For side-to-side, if from behind you pushed left, it would go to showing your character's left side, and then their front.
For up/down, pushing forward would rotate the camera over their heads toward the ground in front of them.

Okay, the way I describe that is like you have an actual floating camera following you around (think Lakitu-cam from Mario 64) and you're controlling it's movements. This camera scheme works best when the camera distance is further away from your character.

Incidentally, unless the focus of the camera is to be viewing the character (rather than the character's surroundings), those controls ARE inverted; the camera rotates to the left and its view shifts to the right.

Psyren
2015-12-23, 10:01 AM
I think this is actually correct. Most early 3D games were flight simulators, so the initial "free look" camera controls were set up to match the controls of the airplane they were chasing.
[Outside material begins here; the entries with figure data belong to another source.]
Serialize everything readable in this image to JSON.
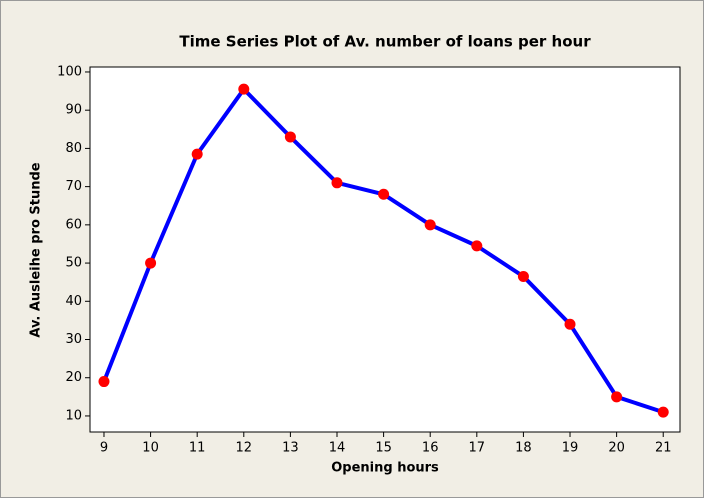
{
  "chart_data": {
    "type": "line",
    "title": "Time Series Plot of Av. number of loans per hour",
    "x_label": "Opening hours",
    "y_label": "Av. Ausleihe pro Stunde",
    "x": [
      9,
      10,
      11,
      12,
      13,
      14,
      15,
      16,
      17,
      18,
      19,
      20,
      21
    ],
    "series": [
      {
        "name": "Av. Ausleihe pro Stunde",
        "color": "#0000ff",
        "marker_color": "#ff0000",
        "values": [
          19,
          50,
          78.5,
          95.5,
          83,
          71,
          68,
          60,
          54.5,
          46.5,
          34,
          15,
          11
        ]
      }
    ],
    "xlim": [
      8.7,
      21.36
    ],
    "xticks": [
      9,
      10,
      11,
      12,
      13,
      14,
      15,
      16,
      17,
      18,
      19,
      20,
      21
    ],
    "ylim": [
      5.8,
      101.3
    ],
    "yticks": [
      10,
      20,
      30,
      40,
      50,
      60,
      70,
      80,
      90,
      100
    ],
    "grid": false
  }
}
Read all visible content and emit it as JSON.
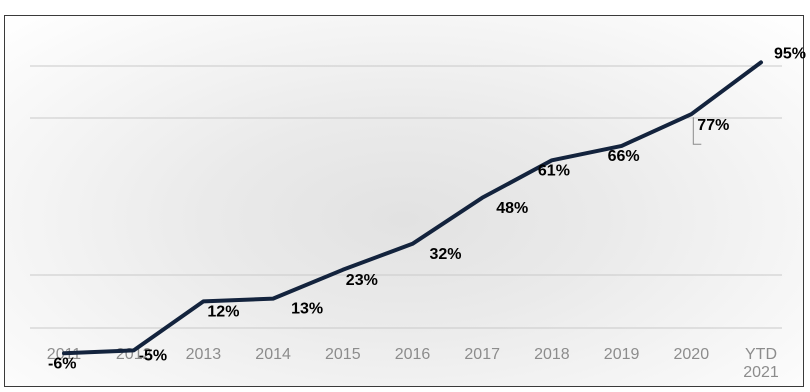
{
  "chart_data": {
    "type": "line",
    "title": "",
    "xlabel": "",
    "ylabel": "",
    "categories": [
      "2011",
      "2012",
      "2013",
      "2014",
      "2015",
      "2016",
      "2017",
      "2018",
      "2019",
      "2020",
      "YTD 2021"
    ],
    "series": [
      {
        "values": [
          -6,
          -5,
          12,
          13,
          23,
          32,
          48,
          61,
          66,
          77,
          95
        ],
        "data_labels": [
          "-6%",
          "-5%",
          "12%",
          "13%",
          "23%",
          "32%",
          "48%",
          "61%",
          "66%",
          "77%",
          "95%"
        ],
        "color": "#13233d"
      }
    ],
    "ylim": [
      -10,
      110
    ],
    "grid": true,
    "legend": "none",
    "y_axis_labels_shown": false
  }
}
This - it's because joysticks were first used in flight sims, and in an airplane, pushing the stick forward lowers the aircraft's pitch.

For me it feels natural to invert a joystick and have a mouse played straight (up is up.)

huttj509
2015-12-23, 11:27 AM
This - it's because joysticks were first used in flight sims, and in an airplane, pushing the stick forward lowers the aircraft's pitch.

For me it feels natural to invert a joystick and have a mouse played straight (up is up.)

What bugs me for a lot of games is my inclination varies.

Slow looking at the scenery? Inverted mouse vertical.

OhcrudIgottashootthat? Forward -> up is what feels instinctive.